As the telecom regulator gears up to prescribe a floor price for mobile tariffs, the Internet and Mobile Association of India (IAMAI) has suggested there should not be any kind of intervention and present policy of forbearance should continue. The association, which counts internet companies like Amazon, Apple, Ola, Facebook, Flipkart, Google, etc, as its members, said any kind of policy affecting tariff rates has the potential of significant consequences on usage and onboarding of new subscribers to internet services.
IAMAI highlighted that India currently has approximately 500 million internet users driven mainly via mobile internet services. “Despite the high numbers of users, internet penetration is barely 36% in the country with rural India still having a low 22% internet penetration. In order to empower the marginalised section of the country, there is a need to provide affordable internet connectivity to rural India,” the association said.
It further stressed that this section of the Indian market is extremely price sensitive and therefore, any policy affecting tariff rates will impact onboarding of new subscribers to internet services.

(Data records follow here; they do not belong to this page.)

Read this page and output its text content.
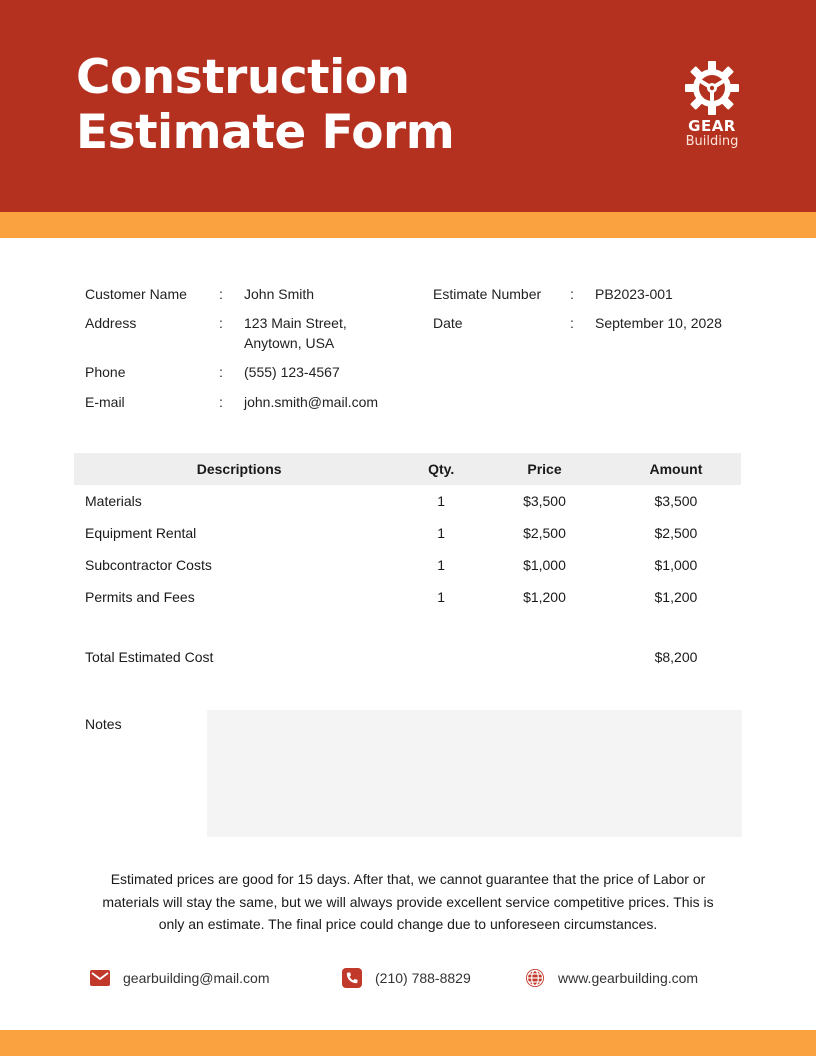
Construction
Estimate Form	GEAR
Building
Customer Name : John Smith
Address	: 123 Main Street,
Anytown, USA
Phone	: (555) 123-4567
E-mail	: john.smith@mail.com
Estimate Number : PB2023-001
Date	: September 10, 2028
Descriptions	Qty.	Price	Amount
Materials	1	$3,500	$3,500
Equipment Rental	1	$2,500	$2,500
Subcontractor Costs	1	$1,000	$1,000
Permits and Fees	1	$1,200	$1,200
Total Estimated Cost	$8,200
Notes

Estimated prices are good for 15 days. After that, we cannot guarantee that the price of Labor or
materials will stay the same, but we will always provide excellent service competitive prices. This is
only an estimate. The final price could change due to unforeseen circumstances.

gearbuilding@mail.com	(210) 788-8829	www.gearbuilding.com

It must be mentioned that the Telecom Regulatory Authority of India (Trai) is holding a consultation on fixing floor price of mobile tariffs. The demand came from mobile operators, who want a floor for tariffs as currently the rates are way below costs. The rates have fallen drastically after the launch of services by Reliance Jio. Vodafone Idea and Bharti Airtel have on many occasions said that the current tariffs are unsustainable and need to rise. But IAMAI feels that the recent hike of rates by all three service providers prove that the telcos are responsive to market realities and there exists no evidence of market failure based on which any tariff regulation by way of floor price may be justified.
The association said the concept of having a floor price for telecom services is fraught with complications. The floor price will need to be based on the cost of the provision of service. As different service providers have different cost structures and different cost of delivery of services, the selection of a representative cost is problematic. “Contrary to certain suggestions, it would be impractical to choose the highest or second-highest cost in a market with barely three service providers of consequence,” IAMAI said in response to Trai’s consultation.
The association, in particular, responded to certain suggestions for fixing prices for internet services while not affecting voice calls. “Such a suggestion reflects cherry-picking by TSPs targeting potential high revenue services while ignoring low revenue services,” it added.
IAMAI highlighted that currently voice services are the more predominant service and mobile internet services have restricted the market, which is far more price sensitive given the target of onboarding new users.
Moreover, fixation of floor pricing will not address the key issues plaguing the telecom sector which is under huge financial burden severely affecting future investments.